A cut about 6 inches long is made through the skin on the outer aspect of the hip and upper thigh.
The fat, muscles and deeper tissues are then carefully separated moving them forwards and backwards to expose the bones of the hip. Some of the ligaments around the hip are cut to expose the hip joint.
The hip joint is then dislocated, i.e., the ball of the thigh bone is slipped out from the socket of the pelvis. The natural ball end of the top of the thight bone is removed. The socket is then prepared for inserting the artificial socket by removing a thin layer of bone. The artificial socket is then implanted in one of two ways. Either your specialist will use bone cement to fix a special plastic socket into the bone of the pelvis or use a metal socket without cement. In the latter case, the socket is held in place by jamming a slightly oversized component into the bone with additional screws if necessary. A plastic liner is then inserted into the metal shell. In both these instances, the bearing surface of the socket is of plastic.

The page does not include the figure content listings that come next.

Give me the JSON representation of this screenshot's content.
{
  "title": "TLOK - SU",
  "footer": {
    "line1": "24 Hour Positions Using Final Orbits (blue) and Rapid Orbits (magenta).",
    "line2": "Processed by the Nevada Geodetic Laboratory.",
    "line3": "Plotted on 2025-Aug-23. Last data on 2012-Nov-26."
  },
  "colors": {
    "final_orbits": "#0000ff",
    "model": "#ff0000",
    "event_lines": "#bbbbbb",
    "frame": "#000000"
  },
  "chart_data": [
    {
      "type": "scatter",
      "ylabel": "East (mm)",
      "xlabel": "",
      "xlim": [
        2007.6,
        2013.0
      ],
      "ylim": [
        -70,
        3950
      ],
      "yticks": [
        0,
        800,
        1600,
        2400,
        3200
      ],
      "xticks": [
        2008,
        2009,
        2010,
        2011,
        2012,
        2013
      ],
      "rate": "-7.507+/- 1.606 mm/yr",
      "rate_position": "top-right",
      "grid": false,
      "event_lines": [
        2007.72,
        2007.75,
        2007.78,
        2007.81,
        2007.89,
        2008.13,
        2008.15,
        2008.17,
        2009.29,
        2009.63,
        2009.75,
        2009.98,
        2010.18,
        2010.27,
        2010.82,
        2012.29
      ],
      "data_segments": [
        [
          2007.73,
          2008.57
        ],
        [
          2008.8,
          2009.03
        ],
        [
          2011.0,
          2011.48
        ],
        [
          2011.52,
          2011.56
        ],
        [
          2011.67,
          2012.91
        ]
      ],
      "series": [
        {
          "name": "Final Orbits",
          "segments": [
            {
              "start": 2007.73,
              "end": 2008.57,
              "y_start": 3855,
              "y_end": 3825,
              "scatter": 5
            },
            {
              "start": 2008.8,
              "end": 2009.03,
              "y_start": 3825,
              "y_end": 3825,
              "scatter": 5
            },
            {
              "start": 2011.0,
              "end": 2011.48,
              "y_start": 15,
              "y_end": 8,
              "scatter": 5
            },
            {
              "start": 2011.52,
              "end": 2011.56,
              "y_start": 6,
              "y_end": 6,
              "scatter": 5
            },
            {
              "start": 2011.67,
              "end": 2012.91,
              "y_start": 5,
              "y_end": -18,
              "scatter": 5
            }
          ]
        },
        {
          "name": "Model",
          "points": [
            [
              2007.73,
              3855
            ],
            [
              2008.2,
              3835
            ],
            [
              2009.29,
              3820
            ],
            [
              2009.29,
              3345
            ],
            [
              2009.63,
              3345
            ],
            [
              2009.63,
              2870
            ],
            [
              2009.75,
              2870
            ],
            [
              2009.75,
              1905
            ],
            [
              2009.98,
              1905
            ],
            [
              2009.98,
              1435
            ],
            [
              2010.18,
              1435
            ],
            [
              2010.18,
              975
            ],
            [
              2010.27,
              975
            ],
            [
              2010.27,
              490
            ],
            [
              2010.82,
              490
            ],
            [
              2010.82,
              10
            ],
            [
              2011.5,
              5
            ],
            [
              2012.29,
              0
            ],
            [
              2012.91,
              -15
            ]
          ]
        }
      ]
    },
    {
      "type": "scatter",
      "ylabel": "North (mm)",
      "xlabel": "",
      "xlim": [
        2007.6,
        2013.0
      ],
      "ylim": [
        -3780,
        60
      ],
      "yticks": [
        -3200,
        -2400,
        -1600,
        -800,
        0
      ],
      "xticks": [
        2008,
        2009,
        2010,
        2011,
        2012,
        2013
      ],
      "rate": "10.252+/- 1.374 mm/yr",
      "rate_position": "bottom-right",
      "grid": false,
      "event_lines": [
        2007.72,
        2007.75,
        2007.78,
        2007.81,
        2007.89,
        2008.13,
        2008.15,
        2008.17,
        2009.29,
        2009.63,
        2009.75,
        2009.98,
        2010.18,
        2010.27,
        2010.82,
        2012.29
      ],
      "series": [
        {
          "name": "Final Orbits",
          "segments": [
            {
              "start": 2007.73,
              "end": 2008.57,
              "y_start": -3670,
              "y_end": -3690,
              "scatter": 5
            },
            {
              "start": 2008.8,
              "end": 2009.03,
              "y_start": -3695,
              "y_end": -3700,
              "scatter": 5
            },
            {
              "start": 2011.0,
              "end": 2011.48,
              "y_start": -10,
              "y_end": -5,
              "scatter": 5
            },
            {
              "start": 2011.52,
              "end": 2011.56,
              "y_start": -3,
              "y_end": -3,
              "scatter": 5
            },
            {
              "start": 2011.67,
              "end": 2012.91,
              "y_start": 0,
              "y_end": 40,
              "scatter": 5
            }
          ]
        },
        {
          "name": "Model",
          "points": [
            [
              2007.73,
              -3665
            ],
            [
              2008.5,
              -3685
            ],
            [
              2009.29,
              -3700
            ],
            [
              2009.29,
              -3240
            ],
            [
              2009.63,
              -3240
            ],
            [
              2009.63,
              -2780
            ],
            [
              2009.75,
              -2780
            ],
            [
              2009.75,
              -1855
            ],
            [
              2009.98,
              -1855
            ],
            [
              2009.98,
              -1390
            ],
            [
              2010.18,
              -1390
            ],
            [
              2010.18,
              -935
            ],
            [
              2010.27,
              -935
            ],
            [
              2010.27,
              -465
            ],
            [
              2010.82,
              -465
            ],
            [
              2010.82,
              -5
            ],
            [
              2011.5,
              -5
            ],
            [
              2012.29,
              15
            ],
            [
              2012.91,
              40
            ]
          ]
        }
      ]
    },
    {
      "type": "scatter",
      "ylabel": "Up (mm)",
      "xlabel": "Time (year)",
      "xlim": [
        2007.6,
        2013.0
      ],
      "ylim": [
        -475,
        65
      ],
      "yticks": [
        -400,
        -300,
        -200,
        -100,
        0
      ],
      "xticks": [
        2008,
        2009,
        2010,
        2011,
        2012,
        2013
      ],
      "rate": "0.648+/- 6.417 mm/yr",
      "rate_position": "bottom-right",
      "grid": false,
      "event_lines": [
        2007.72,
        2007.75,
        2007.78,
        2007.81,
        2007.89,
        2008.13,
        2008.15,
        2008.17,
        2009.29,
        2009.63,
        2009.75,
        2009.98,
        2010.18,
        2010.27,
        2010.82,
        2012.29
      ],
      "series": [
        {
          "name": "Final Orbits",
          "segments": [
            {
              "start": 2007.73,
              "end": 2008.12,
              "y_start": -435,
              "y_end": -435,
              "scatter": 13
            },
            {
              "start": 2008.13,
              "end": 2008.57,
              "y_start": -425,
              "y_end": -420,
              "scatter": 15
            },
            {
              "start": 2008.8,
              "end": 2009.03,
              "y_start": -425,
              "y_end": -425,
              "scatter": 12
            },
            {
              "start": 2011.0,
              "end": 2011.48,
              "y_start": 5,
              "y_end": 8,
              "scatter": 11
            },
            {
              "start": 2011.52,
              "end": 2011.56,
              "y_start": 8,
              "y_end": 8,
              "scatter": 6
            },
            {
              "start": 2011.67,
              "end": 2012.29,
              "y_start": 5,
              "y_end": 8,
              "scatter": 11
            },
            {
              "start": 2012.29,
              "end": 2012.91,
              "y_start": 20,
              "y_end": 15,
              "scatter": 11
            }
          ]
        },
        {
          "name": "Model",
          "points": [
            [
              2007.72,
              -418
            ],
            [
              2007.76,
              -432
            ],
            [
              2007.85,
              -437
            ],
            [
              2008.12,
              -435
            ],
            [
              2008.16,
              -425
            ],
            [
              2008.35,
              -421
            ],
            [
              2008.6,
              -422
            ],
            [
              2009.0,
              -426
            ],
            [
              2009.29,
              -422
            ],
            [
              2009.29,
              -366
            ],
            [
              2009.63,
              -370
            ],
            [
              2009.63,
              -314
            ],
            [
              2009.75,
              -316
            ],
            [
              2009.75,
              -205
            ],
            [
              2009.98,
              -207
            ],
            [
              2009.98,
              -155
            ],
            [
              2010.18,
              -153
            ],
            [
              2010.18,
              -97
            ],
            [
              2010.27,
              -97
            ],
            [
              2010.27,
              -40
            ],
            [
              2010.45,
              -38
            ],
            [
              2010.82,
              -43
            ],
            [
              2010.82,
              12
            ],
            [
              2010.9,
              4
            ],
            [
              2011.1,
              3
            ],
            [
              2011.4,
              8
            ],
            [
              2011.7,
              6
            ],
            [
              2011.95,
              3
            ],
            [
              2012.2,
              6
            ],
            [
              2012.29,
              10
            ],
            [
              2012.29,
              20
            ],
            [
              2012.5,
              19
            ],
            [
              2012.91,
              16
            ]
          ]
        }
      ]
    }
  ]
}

The next step in the operation is to replace the natural worn out ball also called the femoral head, with an artificial one. The upper end of the thigh bone is shaped to conform to the stem of the artificial ball. A trial implant is then temporarily placed in the femur bone and the function of the hip checked. If all is satisfactory, an exact replica of the trial implant for permanent fixation is then inserted into the thigh bone. The surgeon will either use bone cement to anchor the artificial ball into the thigh but may use an implant that can be inserted without cement. Once this is completed, the ball is replaced into the socket and that completes the bone work.
The soft tissue coverings of the hip joint are then stitched layer by layer. Occasionally two plastic tubes are placed into the hip joint and brought out through the skin and connected to plastic drainage bottles. Bulky dressings are applied to the wound after which the patient is woken up and transferred to the bed and taken to the Recovery area. Once awake, the patient is taken to their room.